風が吹いている。目には見えないが、木の葉が揺れているからわかる。

その動きを見ていると、昨日までとは違う景色に見えた。

空気はどこにでもある。それは当たり前のことだ。

だが当たり前すぎるからこそ、誰もそれを武器として考えないのかもしれない。

火魔法は火を生む。水魔法は水を操る。土魔法は地面を動かす。

だが空気は、常にそこにある。生まれた瞬間から、誰もが呼吸している。

だからこそ、魔法としての価値が低く見られてきたのかもしれない。

だが俺は違うことを知っている。空気はただの“何もない空間”じゃない。

前世の知識が頭をよぎる。空気には質量がある。密度がある。圧力がある。振動もする。音も伝える。燃焼にも関わる。

つまり、現象が多い。

現象が多いということは、研究の余地が多いということだ。

俺は歩きながら、頭の中でエアショットの構造をもう一度整理した。

空気を圧縮する。

圧力を維持する。

前方へ解放する。

これが基本だ。

だが改めて考えてみると、まだ無駄が多い。圧縮の時間が長いし、魔力の流れも不安定だ。衝撃も広がってしまっている。もし圧力をもっと集中させられたら、威力は上がるはずだ。

つまり問題は形だ。今のエアショットは、空気の塊をそのまま飛ばしている。球のような形だ。だから衝撃は広がる。

もしこれをもっと細くできたら。

歩きながら、俺は思わず足を止めた。

細く。長く。空気を線のように保つ。それができれば、衝撃は一点に集中する。

つまり打撃ではなく、切断に近い威力になるかもしれない。

前世で見た映像を思い出す。高圧の水を細く噴射する機械が、金属を切断していた。圧力を一点に集中させれば、それだけで刃になる。空気でも同じことができるかもしれない。いや、むしろ空気の方が向いている可能性もある。

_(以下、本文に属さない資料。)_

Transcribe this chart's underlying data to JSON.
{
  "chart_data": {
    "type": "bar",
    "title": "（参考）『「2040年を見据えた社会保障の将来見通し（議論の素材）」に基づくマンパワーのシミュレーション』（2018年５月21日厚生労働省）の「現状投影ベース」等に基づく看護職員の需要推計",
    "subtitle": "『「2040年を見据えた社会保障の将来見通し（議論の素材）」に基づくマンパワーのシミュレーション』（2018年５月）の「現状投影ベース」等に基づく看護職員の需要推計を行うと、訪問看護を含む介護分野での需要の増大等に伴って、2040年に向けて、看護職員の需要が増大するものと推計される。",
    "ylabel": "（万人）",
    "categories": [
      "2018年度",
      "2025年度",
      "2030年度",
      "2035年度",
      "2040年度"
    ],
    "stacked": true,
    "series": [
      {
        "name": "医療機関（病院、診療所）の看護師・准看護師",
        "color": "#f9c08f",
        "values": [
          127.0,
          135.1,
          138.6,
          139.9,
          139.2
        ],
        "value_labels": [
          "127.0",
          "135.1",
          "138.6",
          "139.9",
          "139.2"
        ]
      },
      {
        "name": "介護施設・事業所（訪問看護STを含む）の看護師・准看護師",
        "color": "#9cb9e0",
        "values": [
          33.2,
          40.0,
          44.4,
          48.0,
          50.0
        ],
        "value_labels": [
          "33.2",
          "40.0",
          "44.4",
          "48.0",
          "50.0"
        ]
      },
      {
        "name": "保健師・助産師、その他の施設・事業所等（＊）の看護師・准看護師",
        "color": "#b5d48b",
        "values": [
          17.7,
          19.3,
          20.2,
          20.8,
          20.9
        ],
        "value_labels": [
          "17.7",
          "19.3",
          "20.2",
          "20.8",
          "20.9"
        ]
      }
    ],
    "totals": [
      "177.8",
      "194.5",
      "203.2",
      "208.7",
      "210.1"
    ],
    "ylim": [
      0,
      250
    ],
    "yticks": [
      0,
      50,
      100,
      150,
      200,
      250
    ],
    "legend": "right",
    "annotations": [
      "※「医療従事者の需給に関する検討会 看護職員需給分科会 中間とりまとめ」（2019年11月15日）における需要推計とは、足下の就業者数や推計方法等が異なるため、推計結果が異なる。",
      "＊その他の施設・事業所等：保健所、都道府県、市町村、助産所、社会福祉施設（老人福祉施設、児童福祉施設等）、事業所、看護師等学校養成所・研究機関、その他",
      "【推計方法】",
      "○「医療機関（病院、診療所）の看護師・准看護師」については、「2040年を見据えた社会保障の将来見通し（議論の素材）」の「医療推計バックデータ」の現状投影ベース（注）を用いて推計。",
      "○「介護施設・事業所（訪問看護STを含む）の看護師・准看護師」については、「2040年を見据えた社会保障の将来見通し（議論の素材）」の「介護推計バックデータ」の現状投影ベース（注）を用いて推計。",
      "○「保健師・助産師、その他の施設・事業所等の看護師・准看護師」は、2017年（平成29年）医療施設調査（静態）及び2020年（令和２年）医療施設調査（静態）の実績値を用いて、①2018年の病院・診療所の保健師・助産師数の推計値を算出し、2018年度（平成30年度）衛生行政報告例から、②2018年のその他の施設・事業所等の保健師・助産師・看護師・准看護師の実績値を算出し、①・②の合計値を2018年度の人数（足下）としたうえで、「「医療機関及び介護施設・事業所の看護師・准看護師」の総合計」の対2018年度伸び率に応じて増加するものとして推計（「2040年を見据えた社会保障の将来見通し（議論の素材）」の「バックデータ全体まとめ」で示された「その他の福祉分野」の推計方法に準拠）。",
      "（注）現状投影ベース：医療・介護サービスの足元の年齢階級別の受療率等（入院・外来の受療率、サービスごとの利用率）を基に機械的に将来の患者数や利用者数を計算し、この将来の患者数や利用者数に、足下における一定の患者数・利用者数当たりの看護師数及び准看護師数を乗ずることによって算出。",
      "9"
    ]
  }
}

水と違って重さが少ない。拡散しやすいが、逆に言えば制御次第で高速化できる。

「……なるほど」

小さく呟いた。

さっきまでぼんやりしていた考えが、急に形になり始める。

エアショットは打撃。だが次の段階は、もっと鋭い攻撃にできるかもしれない。

空気を刃の形にする。その発想が浮かんだ瞬間、胸の奥が熱くなった。

研究が進むときの感覚だ。仮説が生まれる瞬間。まだ何も証明されていない。だが可能性は確実にある。

俺は再び歩き出した。

学園の塔が夕陽に染まっている。最弱魔法と呼ばれた空気属性。だが、研究すればするほど思う。

この魔法は弱いんじゃない。まだ誰も、本気で使おうとしていないだけだ。

そしてその最初の一人が、俺だ。

空気はどこにでもある。だからこそ、どこでも使える。

圧力。

振動。

流れ。

そして、刃。

俺は空を見上げた。風が静かに流れている。

その見えない動きを見つめながら、次の研究テーマを心の中で決めた。

エアショットの次。もっと鋭い魔法。空気を斬撃に変える。